Con le leggi napoleoniche sia i Frati Minori che i Vincenziani furono costretti ad abbandonare la loro dimora “luogo dove poi – informa Leopizzi – sorgerà il grande Carcere di Lecce denominato dalla gente ‘bò-bò’ dal parlare francese dei religiosi vincenziani”.

Le vicende storiche chiariscono il motivo per cui entrambe le famiglie religiose desiderarono ritornare a dimorare sullo stesso luogo. Il risultato fu la convivenza non facile, in uno stesso complesso, di due famiglie di diversa ispirazione, che condividevano lo stesso luogo di culto, la Chiesa di S. Maria d’Idria.

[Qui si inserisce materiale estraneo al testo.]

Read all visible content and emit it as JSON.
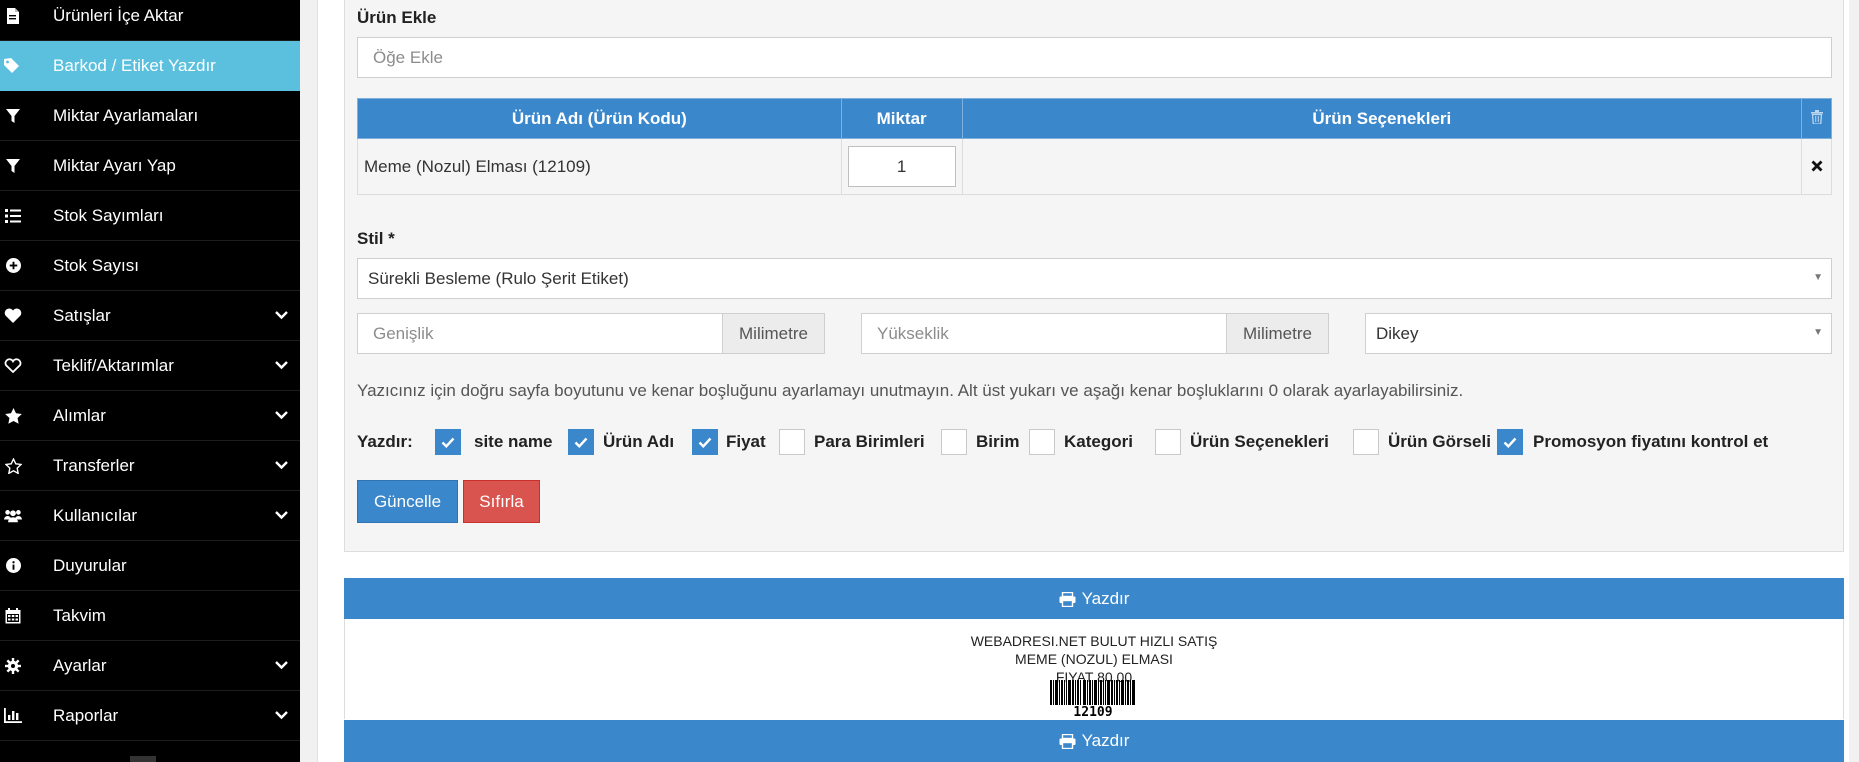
{
  "sidebar": {
    "items": [
      {
        "label": "Ürünleri İçe Aktar",
        "icon": "file-icon",
        "expandable": false
      },
      {
        "label": "Barkod / Etiket Yazdır",
        "icon": "tags-icon",
        "expandable": false,
        "active": true
      },
      {
        "label": "Miktar Ayarlamaları",
        "icon": "filter-icon",
        "expandable": false
      },
      {
        "label": "Miktar Ayarı Yap",
        "icon": "filter-icon",
        "expandable": false
      },
      {
        "label": "Stok Sayımları",
        "icon": "list-icon",
        "expandable": false
      },
      {
        "label": "Stok Sayısı",
        "icon": "plus-circle-icon",
        "expandable": false
      },
      {
        "label": "Satışlar",
        "icon": "heart-icon",
        "expandable": true
      },
      {
        "label": "Teklif/Aktarımlar",
        "icon": "heart-outline-icon",
        "expandable": true
      },
      {
        "label": "Alımlar",
        "icon": "star-icon",
        "expandable": true
      },
      {
        "label": "Transferler",
        "icon": "star-outline-icon",
        "expandable": true
      },
      {
        "label": "Kullanıcılar",
        "icon": "users-icon",
        "expandable": true
      },
      {
        "label": "Duyurular",
        "icon": "info-icon",
        "expandable": false
      },
      {
        "label": "Takvim",
        "icon": "calendar-icon",
        "expandable": false
      },
      {
        "label": "Ayarlar",
        "icon": "gear-icon",
        "expandable": true
      },
      {
        "label": "Raporlar",
        "icon": "bar-chart-icon",
        "expandable": true
      }
    ]
  },
  "form": {
    "add_title": "Ürün Ekle",
    "add_placeholder": "Öğe Ekle",
    "table": {
      "headers": [
        "Ürün Adı (Ürün Kodu)",
        "Miktar",
        "Ürün Seçenekleri"
      ],
      "rows": [
        {
          "name": "Meme (Nozul) Elması (12109)",
          "quantity": "1",
          "options": ""
        }
      ]
    },
    "style_label": "Stil *",
    "style_value": "Sürekli Besleme (Rulo Şerit Etiket)",
    "width_placeholder": "Genişlik",
    "height_placeholder": "Yükseklik",
    "unit_label": "Milimetre",
    "orientation_value": "Dikey",
    "help_text": "Yazıcınız için doğru sayfa boyutunu ve kenar boşluğunu ayarlamayı unutmayın. Alt üst yukarı ve aşağı kenar boşluklarını 0 olarak ayarlayabilirsiniz.",
    "print_label": "Yazdır:",
    "print_options": [
      {
        "label": "site name",
        "checked": true
      },
      {
        "label": "Ürün Adı",
        "checked": true
      },
      {
        "label": "Fiyat",
        "checked": true
      },
      {
        "label": "Para Birimleri",
        "checked": false
      },
      {
        "label": "Birim",
        "checked": false
      },
      {
        "label": "Kategori",
        "checked": false
      },
      {
        "label": "Ürün Seçenekleri",
        "checked": false
      },
      {
        "label": "Ürün Görseli",
        "checked": false
      },
      {
        "label": "Promosyon fiyatını kontrol et",
        "checked": true
      }
    ],
    "update_button": "Güncelle",
    "reset_button": "Sıfırla"
  },
  "preview": {
    "print_button": "Yazdır",
    "site_name": "WEBADRESI.NET BULUT HIZLI SATIŞ",
    "product_name": "MEME (NOZUL) ELMASI",
    "price": "FIYAT 80.00",
    "barcode_number": "12109"
  },
  "colors": {
    "primary": "#3a87cc",
    "danger": "#d9534f",
    "sidebar_active": "#5bc0de",
    "sidebar_bg": "#000000"
  }
}
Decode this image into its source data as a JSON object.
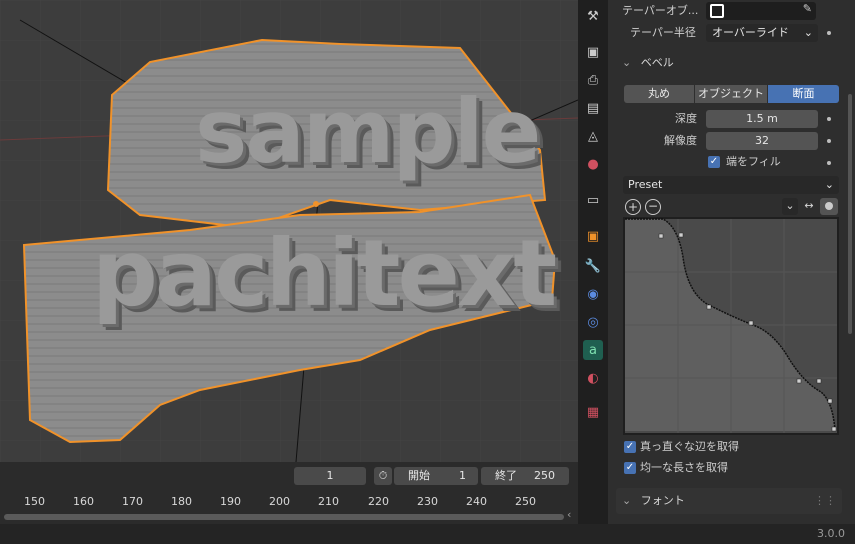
{
  "props": {
    "taper_object_label": "テーパーオブ...",
    "taper_radius_label": "テーパー半径",
    "taper_radius_value": "オーバーライド",
    "bevel_section": "ベベル",
    "bevel_modes": [
      "丸め",
      "オブジェクト",
      "断面"
    ],
    "depth_label": "深度",
    "depth_value": "1.5 m",
    "resolution_label": "解像度",
    "resolution_value": "32",
    "fill_caps_label": "端をフィル",
    "preset_label": "Preset",
    "straight_edges_label": "真っ直ぐな辺を取得",
    "even_length_label": "均一な長さを取得",
    "font_section": "フォント"
  },
  "viewport": {
    "text_line1": "sample",
    "text_line2": "pachitext"
  },
  "timeline": {
    "current_frame": "1",
    "start_label": "開始",
    "start_value": "1",
    "end_label": "終了",
    "end_value": "250",
    "ruler": [
      "150",
      "160",
      "170",
      "180",
      "190",
      "200",
      "210",
      "220",
      "230",
      "240",
      "250"
    ]
  },
  "status": {
    "version": "3.0.0"
  },
  "tabs": [
    "tool-icon",
    "render-icon",
    "output-icon",
    "view-layer-icon",
    "scene-icon",
    "world-icon",
    "collection-icon",
    "object-icon",
    "modifier-icon",
    "particles-icon",
    "physics-icon",
    "data-text-icon",
    "material-icon",
    "texture-icon"
  ],
  "colors": {
    "accent": "#4772b3",
    "selection_outline": "#f0922a",
    "active_tab": "#1f5f50"
  }
}
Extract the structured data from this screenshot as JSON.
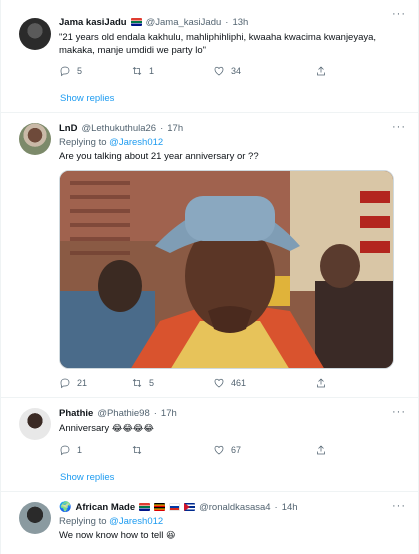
{
  "tweets": [
    {
      "name": "Jama kasiJadu",
      "handle": "@Jama_kasiJadu",
      "time": "13h",
      "text": "\"21 years old endala kakhulu, mahliphihliphi, kwaaha kwacima kwanjeyaya, makaka, manje umdidi we party lo\"",
      "replies": "5",
      "retweets": "1",
      "likes": "34",
      "show_replies": "Show replies"
    },
    {
      "name": "LnD",
      "handle": "@Lethukuthula26",
      "time": "17h",
      "replying_prefix": "Replying to",
      "replying_to": "@Jaresh012",
      "text": "Are you talking about 21 year anniversary or ??",
      "replies": "21",
      "retweets": "5",
      "likes": "461"
    },
    {
      "name": "Phathie",
      "handle": "@Phathie98",
      "time": "17h",
      "text": "Anniversary",
      "emoji": "😂😂😂😂",
      "replies": "1",
      "retweets": "",
      "likes": "67",
      "show_replies": "Show replies"
    },
    {
      "name": "African Made",
      "handle": "@ronaldkasasa4",
      "time": "14h",
      "replying_prefix": "Replying to",
      "replying_to": "@Jaresh012",
      "text": "We now know how to tell",
      "emoji": "😆"
    }
  ],
  "separator": "·",
  "more_glyph": "···",
  "colors": {
    "accent": "#1d9bf0",
    "muted": "#536471",
    "text": "#0f1419"
  }
}
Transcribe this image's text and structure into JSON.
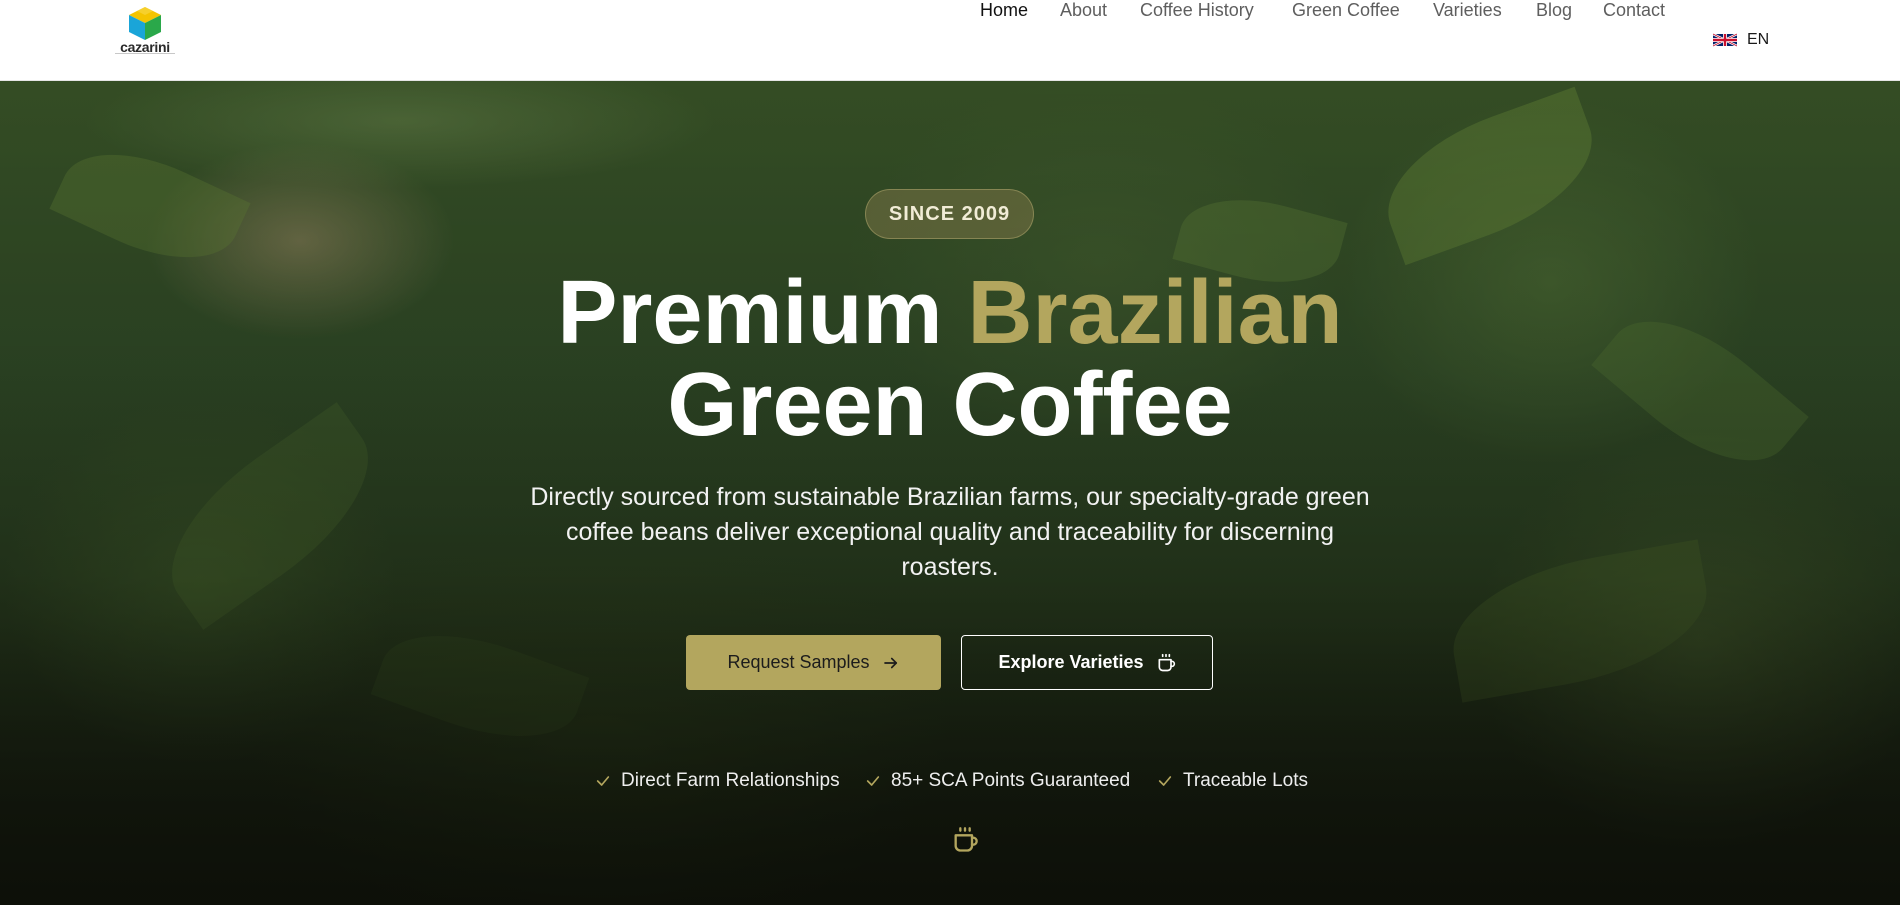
{
  "brand": {
    "name": "cazarini",
    "accent_color": "#b3a65e"
  },
  "nav": {
    "items": [
      {
        "label": "Home",
        "active": true
      },
      {
        "label": "About",
        "active": false
      },
      {
        "label": "Coffee History",
        "active": false
      },
      {
        "label": "Green Coffee",
        "active": false
      },
      {
        "label": "Varieties",
        "active": false
      },
      {
        "label": "Blog",
        "active": false
      },
      {
        "label": "Contact",
        "active": false
      }
    ],
    "language": {
      "label": "EN",
      "flag_icon": "uk-flag-icon"
    }
  },
  "hero": {
    "badge": "SINCE 2009",
    "headline_part1": "Premium",
    "headline_accent": "Brazilian",
    "headline_line2": "Green Coffee",
    "subtitle": "Directly sourced from sustainable Brazilian farms, our specialty-grade green coffee beans deliver exceptional quality and traceability for discerning roasters.",
    "primary_button": {
      "label": "Request Samples",
      "icon": "arrow-right-icon"
    },
    "secondary_button": {
      "label": "Explore Varieties",
      "icon": "coffee-cup-icon"
    },
    "features": [
      {
        "label": "Direct Farm Relationships",
        "icon": "check-icon"
      },
      {
        "label": "85+ SCA Points Guaranteed",
        "icon": "check-icon"
      },
      {
        "label": "Traceable Lots",
        "icon": "check-icon"
      }
    ],
    "scroll_icon": "coffee-cup-icon"
  }
}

Una situazione definita dallo studioso ‘non programmata, insolita, se vogliamo strana’, occasione preziosa, ma perduta di divenire già allora ‘laboratorio di spiritualità’: la vicenda si concluse con la partenza dei frati minori ricompensati con 26.000 lire.

I Vincenziani ristrutturarono quindi il convento, rendendolo idoneo al loro apostolato e dal 1901 fu loro fissa dimora.

Il 7 ottobre 1956 mons. Francesco Minerva elevò la Chiesa di S. Maria d’Idria a parrocchia cittadina.

La facciata rinascimentale, molto lineare, è a due ordini , movimentati  da quattro nicchie contenenti le statue di san Francesco d’Assisi, di sant’ Antonio da Padova, nel piano inferiore, di santa Chiara e di santa Irene, in quello superiore. Nel timpano spezzato è collocata la statua postuma di sant’Onofrio.
L’interno, che ha subito significative modifiche nel corso del Settecento, a navata unica e a croce latina, presenta due cappelle per lato con settecenteschi altari a colonne tortili realizzati in pietra leccese. Nel presbiterio è significativa la Gloria di san Vincenzo de Paoli attribuita ad Oronzo Tiso.

Il convento e la Chiesa di S. Maria d’Idria sono, ancora oggi, luogo di profonda spiritualità. Non solo, ma luogo di carità e accoglienza secondo il carisma vincenziano: testimonianza della fede con la coerenza della loro vita e del loro quotidiano agire. Attenti ai segni dei tempi la loro missione abbraccia i poveri, gli emarginati, gli uomini soli della città, nell’impegno costante del sostegno e promozione del fratello che soffre, ‘palestra’, nel globalismo contemporaneo, di umanità.